Maybe the teddy bears in the cars of some Shanghainese men is part of what gives them the reputation of being a bit girlie. Maybe it is the over-use of the word “lovely” when speaking English. Who knows exactly what it is, but the reputation exists. Unsurprisingly, Huang Qing, the Shanghainese writer of the article, questions the results of a survey which reinforced the image of effeminate Shanghainese men in the mind-sets of their countrymen in different regions:
Shanghai men are often ridiculed by outsiders as not being “manly” these days. This is how my colleague’s husband reacted to a newspaper report that claimed 73 per cent of Shanghai’s male white-collar workers are willing to be stay-at-home husbands.
Without causing too much surprise, Huang finds many “encouraging” aspects of this report, and with no small amount of bias and prejudice, he muses: “Despite the not-so-optimistic reality, I do believe Shanghai men, probably more than men from anywhere else in this country, care more about their families.”
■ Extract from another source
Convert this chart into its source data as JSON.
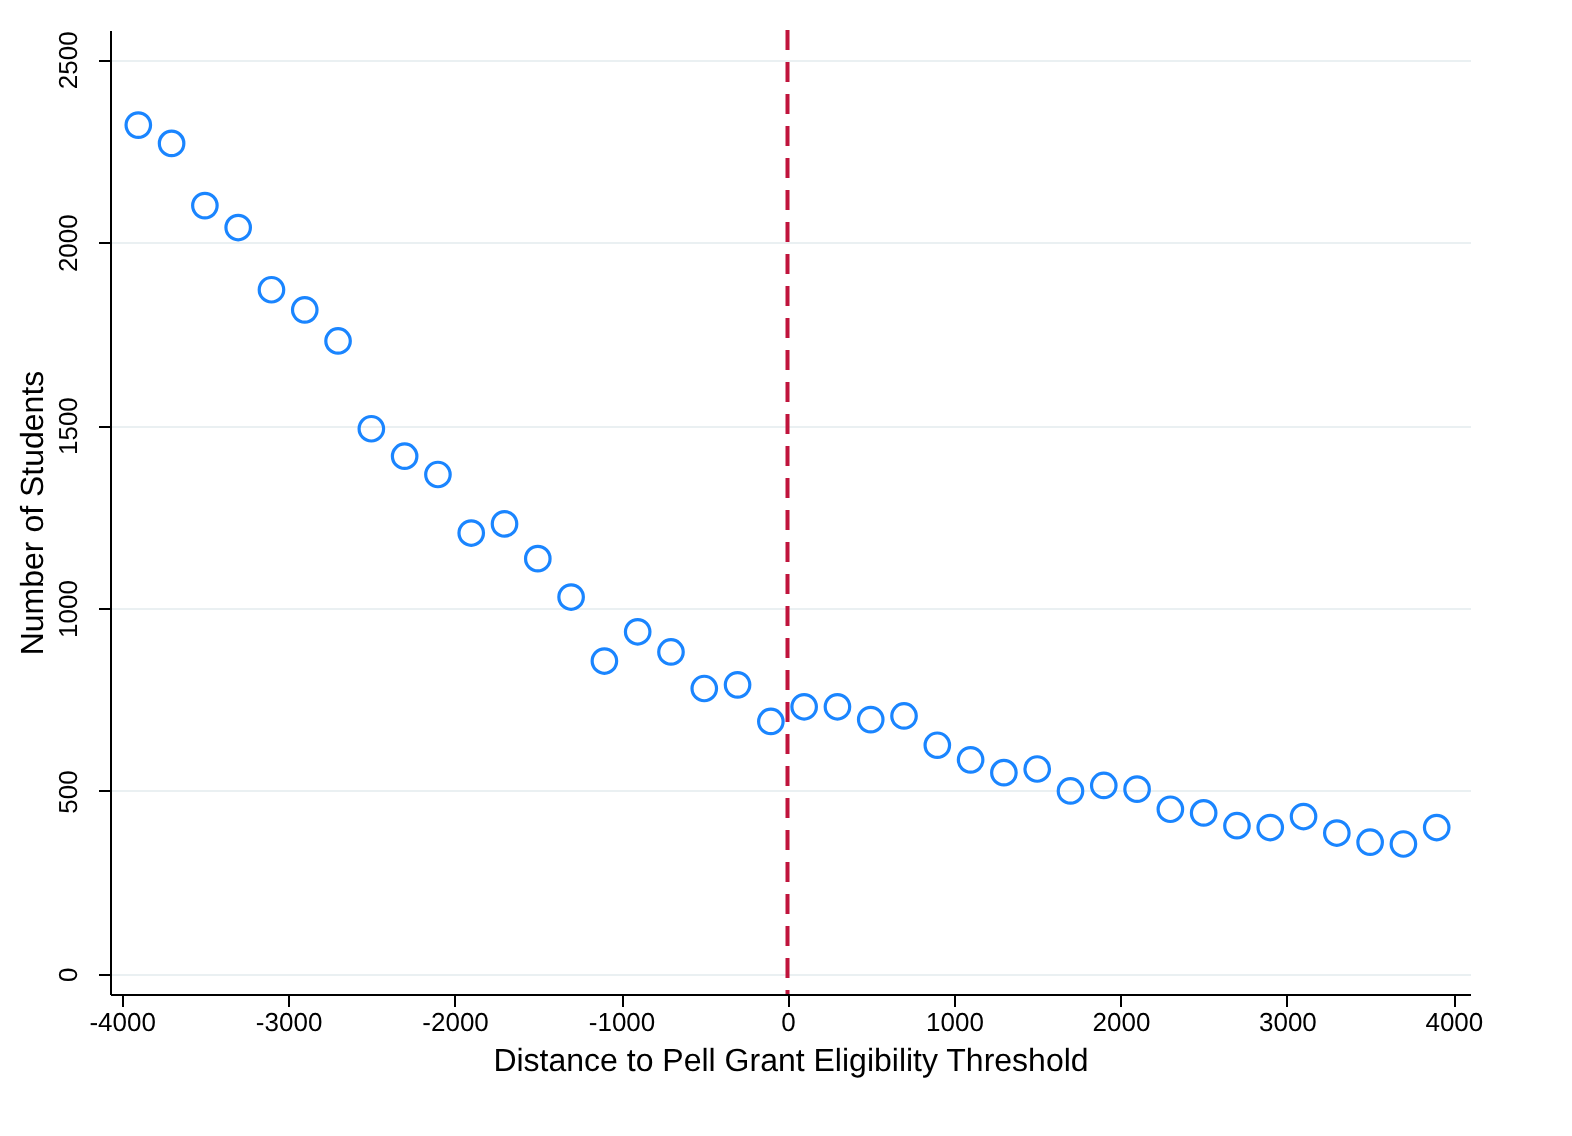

Huang also makes the equally ridiculous claim that as Yao Ming and Liu Xiang grew up in Shanghai, it means that Shanghainese men must be masculine and strong too:
How about Yao Ming? The giant man famous in today’s basketball world is from Shanghai. How about Liu Xiang? The man who brought China the 110-metre-hurdles gold medal at the 2004 Athens Olympic Games is also from Shanghai. If sports is any yardstick to measure the masculine, perhaps these two are the best images of Chinese men. The same social and cultural environment that has nurtured Yao and Liu has nurtured Shanghai men.
And so another chapter in the incessant “which province is best in China and why” is opened …
At the end of the article, after crying “[l]eaving gender discrimination aside, why single out Shanghai men? There are abundant men who are good at cooking in other regions, too”, Huang concludes with:
But Chinese are region-conscious and the deep-rooted local identity often leads blindly to regional superior complex … The issue of geographical discrimination may take a long time to disappear unless we make extra efforts to squarely face it.
However he has not been able to make such an effort himself, particularly when blithely, vaguely, and bizarrely claiming that Shanghainese men “care more about their families” than do men in other regions.
If you live in a Shanghainese household, you won’t have to wait long before you hear that women from other provinces like coming to Shanghai as Shanghainese men “make good husbands” — in no small part due to their willingness to allow the women sole responsibility of the family’s finances.
Do our un-biased and attractive readers think the stereotype of Shanghainese men is a fair one?